Our first stop, at John Pennekamp Coral Reef State Park, rewarded us with six species including this Palm Warbler that watched us eat lunch.
We also had really nice views of a Black-and-white Warbler feeding. It grabbed several caterpillars near us and ate them. Unfortunately, it was always partially obscured and I couldn't get a good photo. Amazing to watch, nonetheless. We also saw a pretty Black-throated Green Warbler there.
The Key West Tropical Forest and Botanical Gardens also rewarded us with six warblers including two ground-loving warblers: Ovenbird and Northern Waterthrush. Right near the entrance of the gardens we heard beautiful singing and tracked down this Prairie Warbler.
Warblers were surprising abundant at the Dry Tortugas. There were many Palm Warblers there (no surprise as they seem to be the sparrows of south Florida). But also an American Redstart, some Yellow-rumped Warblers (about the only ones we see back in Virginia at this time), and Northern Parulas.

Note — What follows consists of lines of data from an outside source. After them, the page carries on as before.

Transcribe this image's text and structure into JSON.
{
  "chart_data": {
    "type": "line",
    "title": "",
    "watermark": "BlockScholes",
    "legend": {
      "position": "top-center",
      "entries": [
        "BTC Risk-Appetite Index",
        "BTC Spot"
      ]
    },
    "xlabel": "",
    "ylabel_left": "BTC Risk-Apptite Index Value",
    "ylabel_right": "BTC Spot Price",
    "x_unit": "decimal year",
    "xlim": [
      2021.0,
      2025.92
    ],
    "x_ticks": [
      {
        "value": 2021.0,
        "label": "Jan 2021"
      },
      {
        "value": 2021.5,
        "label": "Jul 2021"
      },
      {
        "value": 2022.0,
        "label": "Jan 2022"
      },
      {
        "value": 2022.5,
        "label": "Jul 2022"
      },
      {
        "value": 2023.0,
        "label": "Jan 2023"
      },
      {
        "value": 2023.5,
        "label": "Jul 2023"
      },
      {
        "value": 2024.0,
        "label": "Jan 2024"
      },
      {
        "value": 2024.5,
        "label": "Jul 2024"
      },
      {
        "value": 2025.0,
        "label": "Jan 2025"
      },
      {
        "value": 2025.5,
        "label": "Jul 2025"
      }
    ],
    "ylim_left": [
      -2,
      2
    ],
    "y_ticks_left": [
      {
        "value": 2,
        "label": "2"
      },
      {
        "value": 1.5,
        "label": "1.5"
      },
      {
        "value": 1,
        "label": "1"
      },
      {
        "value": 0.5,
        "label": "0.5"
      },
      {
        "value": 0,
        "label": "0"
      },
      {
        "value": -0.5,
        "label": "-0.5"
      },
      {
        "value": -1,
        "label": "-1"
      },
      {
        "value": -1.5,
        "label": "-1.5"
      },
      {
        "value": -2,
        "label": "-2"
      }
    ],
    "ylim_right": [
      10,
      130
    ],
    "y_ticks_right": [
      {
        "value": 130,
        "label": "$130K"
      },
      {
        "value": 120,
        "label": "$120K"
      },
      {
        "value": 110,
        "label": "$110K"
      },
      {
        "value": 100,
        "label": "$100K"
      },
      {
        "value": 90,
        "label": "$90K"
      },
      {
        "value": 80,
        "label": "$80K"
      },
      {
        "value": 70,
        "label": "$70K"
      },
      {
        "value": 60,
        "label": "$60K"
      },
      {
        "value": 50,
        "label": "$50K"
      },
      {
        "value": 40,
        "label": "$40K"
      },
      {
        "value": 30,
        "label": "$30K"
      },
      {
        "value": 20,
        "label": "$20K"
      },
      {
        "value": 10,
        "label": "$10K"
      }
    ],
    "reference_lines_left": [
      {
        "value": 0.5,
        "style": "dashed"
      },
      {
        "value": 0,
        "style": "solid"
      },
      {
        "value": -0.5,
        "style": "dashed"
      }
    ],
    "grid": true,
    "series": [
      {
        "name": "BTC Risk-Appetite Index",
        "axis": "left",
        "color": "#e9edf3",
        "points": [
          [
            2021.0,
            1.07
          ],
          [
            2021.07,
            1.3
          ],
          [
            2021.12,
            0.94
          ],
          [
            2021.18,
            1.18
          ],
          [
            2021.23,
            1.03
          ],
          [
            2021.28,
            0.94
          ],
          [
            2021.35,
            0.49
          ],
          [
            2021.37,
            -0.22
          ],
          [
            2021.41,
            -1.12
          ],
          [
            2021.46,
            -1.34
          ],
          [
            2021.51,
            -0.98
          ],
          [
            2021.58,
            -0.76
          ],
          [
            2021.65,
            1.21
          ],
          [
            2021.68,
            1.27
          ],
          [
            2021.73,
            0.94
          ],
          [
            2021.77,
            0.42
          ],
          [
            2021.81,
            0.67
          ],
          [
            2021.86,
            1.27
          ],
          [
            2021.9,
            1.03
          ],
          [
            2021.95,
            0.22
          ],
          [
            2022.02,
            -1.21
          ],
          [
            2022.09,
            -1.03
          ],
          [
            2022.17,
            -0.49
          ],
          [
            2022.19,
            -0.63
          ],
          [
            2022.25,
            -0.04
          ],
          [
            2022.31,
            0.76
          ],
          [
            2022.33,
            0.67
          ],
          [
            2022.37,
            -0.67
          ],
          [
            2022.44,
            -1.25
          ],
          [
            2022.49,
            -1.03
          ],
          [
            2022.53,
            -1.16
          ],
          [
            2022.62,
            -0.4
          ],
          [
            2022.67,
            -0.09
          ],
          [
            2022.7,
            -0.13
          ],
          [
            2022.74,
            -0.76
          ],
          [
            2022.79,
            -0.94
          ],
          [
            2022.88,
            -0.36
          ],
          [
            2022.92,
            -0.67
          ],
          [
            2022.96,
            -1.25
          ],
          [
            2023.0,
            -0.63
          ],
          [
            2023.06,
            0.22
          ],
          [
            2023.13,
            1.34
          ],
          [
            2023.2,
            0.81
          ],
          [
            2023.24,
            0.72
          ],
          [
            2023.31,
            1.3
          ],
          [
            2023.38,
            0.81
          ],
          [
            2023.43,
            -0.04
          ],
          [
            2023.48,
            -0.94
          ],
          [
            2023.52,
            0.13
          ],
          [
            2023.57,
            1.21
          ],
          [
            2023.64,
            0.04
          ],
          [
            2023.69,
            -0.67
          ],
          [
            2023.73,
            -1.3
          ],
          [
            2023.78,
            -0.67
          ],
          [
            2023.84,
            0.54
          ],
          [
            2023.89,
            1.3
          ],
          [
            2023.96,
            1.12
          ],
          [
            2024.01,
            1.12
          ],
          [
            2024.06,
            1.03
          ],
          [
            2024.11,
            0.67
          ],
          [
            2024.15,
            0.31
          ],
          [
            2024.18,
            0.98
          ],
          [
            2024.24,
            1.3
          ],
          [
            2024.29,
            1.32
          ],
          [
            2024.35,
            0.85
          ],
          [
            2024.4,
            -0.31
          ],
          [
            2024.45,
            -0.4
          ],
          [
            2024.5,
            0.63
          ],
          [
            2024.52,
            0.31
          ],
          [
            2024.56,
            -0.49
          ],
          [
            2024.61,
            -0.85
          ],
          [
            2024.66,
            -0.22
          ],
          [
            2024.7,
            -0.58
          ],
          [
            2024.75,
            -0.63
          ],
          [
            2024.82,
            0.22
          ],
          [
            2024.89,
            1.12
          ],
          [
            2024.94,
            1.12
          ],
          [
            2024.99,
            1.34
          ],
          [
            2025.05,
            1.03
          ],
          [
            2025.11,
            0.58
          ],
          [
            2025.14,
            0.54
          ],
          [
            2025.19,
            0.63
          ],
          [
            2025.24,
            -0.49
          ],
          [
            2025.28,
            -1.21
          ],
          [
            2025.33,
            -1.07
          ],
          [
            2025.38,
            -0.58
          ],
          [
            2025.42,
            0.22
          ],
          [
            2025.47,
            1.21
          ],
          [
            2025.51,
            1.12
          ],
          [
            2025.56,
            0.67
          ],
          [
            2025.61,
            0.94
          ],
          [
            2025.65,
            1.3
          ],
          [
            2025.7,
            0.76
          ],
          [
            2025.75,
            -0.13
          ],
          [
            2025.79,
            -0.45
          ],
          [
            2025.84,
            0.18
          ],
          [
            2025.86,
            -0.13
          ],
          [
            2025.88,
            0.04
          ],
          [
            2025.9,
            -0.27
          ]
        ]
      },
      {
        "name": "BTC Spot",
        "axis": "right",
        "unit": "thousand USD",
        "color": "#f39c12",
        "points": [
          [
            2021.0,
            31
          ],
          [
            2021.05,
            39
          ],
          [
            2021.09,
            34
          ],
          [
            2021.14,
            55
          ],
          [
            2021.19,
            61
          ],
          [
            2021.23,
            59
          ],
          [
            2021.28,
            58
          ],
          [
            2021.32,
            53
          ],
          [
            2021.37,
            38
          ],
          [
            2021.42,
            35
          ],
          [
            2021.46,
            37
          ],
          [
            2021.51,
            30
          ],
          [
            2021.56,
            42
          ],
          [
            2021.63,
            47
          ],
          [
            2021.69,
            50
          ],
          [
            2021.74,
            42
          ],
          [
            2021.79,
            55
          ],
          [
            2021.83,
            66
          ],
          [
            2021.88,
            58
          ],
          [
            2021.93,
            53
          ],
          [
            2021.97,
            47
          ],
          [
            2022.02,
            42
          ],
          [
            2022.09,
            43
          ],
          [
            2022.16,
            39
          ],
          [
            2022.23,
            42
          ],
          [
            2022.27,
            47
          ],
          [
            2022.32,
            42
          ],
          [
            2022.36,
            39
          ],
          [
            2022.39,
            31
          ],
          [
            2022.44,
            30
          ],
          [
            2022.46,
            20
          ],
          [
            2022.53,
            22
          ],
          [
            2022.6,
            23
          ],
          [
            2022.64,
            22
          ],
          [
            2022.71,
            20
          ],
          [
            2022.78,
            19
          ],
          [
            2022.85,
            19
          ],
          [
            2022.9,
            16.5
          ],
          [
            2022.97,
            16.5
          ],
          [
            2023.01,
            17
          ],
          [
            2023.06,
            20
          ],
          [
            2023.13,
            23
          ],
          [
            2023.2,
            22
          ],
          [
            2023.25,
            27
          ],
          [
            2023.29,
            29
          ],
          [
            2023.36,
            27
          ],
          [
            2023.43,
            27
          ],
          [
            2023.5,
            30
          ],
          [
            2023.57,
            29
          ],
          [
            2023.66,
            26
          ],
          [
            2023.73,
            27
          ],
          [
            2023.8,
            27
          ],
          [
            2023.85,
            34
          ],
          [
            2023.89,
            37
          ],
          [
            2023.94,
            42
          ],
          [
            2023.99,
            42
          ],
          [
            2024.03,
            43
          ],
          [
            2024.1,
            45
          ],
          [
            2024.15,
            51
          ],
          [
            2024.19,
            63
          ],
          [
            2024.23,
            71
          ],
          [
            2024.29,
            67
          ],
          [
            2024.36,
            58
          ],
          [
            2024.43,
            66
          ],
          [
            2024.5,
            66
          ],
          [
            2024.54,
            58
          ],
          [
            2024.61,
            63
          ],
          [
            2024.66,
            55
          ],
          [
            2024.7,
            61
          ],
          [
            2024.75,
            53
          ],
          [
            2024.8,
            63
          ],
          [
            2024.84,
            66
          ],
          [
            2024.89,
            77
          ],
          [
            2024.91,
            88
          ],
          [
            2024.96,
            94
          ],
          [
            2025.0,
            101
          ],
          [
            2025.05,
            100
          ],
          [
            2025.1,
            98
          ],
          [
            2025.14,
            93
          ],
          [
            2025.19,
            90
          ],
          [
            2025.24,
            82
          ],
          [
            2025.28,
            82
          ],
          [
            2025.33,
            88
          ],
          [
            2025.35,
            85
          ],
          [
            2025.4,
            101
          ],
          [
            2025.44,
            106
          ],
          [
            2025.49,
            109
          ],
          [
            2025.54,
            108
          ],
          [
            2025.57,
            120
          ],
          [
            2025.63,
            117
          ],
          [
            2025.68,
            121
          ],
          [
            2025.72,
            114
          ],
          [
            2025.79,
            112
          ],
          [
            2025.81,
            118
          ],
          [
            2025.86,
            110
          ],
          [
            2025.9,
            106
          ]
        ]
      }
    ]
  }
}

Ft. Zachery, in Key West, gave us this Orange-crowned Warbler.
The final big warbler site was West Lake in the Everglades. There is a boardwalk that goes through a stand of mangroves and as we walked it we encountered a nice mixed flock moving through. Here we added a Black-throated Blue Warbler as well as more Black-and-white and Yellow-rumped Warblers.
Seeing all of these spring birds in February really brightened the trip. For comparison, last April when we did our big day for the Birding Cup, we had only six warblers all day. And for all of May, we had 13 warbler species.